Well, I finally got my hands on a review copy of Vachon’s upcoming book A Killer Life, from which Page Six excerpted her criticisms. And because every morning should start with a healthy, balanced bit of context, please find below the entirety of Vachon’s single paragraph about the Angelika:
Frankly I hate the Angelika. I won’t see movies there. The seats are uncomfortable, the sound is crummy, you can hear the 4/5/6 train rumbling underneath you, and the film projectors are terrible. (Don’t even get me started on how the Technicolor Far From Heaven looked on their screens. I couldn’t watch) But it’s the kind of movie theater that other movie theaters play [sic] close attention to because it triggers tsunamis of word of mouth. The people who see movies at the Angelika like to talk about the movies they’ve seen at the Angelika. I remember when The Crying Game opened there in November of 1992, they had to put signs up telling people “Do Not Talk about the Movie” as people walked out, so as not to ruin the twist for all the hordes queued up outside. In the late 1980s and early 1990s, the Angelika was like a Grauman’s Chinese Theatre of independent film–back when Grauman’s actually meant something and wasn’t just a placeholder between the David Hasselhoff beach towels and star maps on Hollywood Boulevard. Playing at the Angelika meant you had the best shot of entering the conversation. It was as close to the red carpet as you could get.

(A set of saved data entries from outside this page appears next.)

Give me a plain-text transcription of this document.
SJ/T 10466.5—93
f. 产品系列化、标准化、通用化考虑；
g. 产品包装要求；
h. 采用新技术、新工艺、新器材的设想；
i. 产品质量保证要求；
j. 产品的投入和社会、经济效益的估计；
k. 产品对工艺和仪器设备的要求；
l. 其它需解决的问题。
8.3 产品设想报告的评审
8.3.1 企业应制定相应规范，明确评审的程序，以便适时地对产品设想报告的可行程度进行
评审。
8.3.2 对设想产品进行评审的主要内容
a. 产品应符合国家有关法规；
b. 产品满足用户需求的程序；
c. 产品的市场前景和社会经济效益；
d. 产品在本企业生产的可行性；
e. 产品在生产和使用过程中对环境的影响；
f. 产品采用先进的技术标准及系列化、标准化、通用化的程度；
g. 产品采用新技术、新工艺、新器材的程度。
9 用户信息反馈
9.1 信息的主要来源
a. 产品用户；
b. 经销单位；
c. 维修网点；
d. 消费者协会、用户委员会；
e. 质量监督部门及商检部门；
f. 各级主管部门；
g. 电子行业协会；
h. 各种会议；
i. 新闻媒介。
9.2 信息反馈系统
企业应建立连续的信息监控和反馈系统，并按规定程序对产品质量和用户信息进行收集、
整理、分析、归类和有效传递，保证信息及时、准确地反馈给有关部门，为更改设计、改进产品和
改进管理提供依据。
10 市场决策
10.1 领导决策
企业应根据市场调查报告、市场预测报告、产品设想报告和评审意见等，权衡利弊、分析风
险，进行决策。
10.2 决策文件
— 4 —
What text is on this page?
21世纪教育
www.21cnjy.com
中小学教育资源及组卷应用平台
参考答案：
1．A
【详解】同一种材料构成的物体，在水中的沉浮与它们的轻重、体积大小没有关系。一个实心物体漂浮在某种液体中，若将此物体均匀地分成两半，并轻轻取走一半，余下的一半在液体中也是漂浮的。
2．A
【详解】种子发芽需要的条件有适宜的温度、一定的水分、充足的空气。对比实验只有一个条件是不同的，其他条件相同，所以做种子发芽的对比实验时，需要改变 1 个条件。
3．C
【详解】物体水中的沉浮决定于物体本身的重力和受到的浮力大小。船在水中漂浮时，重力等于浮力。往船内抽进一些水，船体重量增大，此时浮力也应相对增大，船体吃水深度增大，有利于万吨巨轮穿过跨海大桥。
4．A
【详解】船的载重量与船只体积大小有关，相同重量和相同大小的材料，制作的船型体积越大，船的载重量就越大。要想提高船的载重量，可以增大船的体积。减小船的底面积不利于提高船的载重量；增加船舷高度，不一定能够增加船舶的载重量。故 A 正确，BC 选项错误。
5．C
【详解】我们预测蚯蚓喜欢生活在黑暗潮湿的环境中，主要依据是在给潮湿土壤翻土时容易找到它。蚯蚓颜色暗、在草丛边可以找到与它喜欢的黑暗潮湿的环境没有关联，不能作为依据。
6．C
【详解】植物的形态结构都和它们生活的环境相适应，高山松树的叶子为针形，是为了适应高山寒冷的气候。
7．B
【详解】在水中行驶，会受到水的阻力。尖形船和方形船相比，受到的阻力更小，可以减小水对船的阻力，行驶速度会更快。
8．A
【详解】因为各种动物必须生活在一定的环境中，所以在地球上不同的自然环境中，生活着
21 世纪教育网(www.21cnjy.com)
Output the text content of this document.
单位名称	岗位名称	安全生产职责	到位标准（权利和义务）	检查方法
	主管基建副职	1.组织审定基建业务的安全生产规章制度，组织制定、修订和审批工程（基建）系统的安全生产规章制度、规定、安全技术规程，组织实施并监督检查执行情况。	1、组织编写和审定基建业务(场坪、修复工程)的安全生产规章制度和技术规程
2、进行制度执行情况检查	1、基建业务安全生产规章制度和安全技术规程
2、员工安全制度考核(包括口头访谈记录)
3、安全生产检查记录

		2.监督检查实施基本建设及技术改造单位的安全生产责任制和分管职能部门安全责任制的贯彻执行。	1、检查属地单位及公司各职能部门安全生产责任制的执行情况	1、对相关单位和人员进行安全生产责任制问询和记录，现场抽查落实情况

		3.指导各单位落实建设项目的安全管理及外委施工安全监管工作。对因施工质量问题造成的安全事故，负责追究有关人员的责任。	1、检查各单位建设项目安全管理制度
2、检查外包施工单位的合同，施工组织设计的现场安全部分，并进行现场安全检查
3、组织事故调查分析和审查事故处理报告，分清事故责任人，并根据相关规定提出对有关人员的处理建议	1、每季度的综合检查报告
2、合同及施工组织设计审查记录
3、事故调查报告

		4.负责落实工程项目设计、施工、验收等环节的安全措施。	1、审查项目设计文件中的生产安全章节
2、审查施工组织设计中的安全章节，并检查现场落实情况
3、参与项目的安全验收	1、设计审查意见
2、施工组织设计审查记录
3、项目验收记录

Indeed, this leads into the story of how Poison achieved “unprecedented” box office success at the theater, subsequently providing the momentum that got Vachon and director Todd Haynes’ careers going in earnest. Not as bad as you thought, is it? Perhaps it is no wonder why Angelika publicists had no comment at the time; besides planting the item, they can now even blurb part of Vachon’s quotes for Angelika promotional materials. Anything to finally shake off that New York Press readers’ “Best NYC Theater of ’04” attribution, right?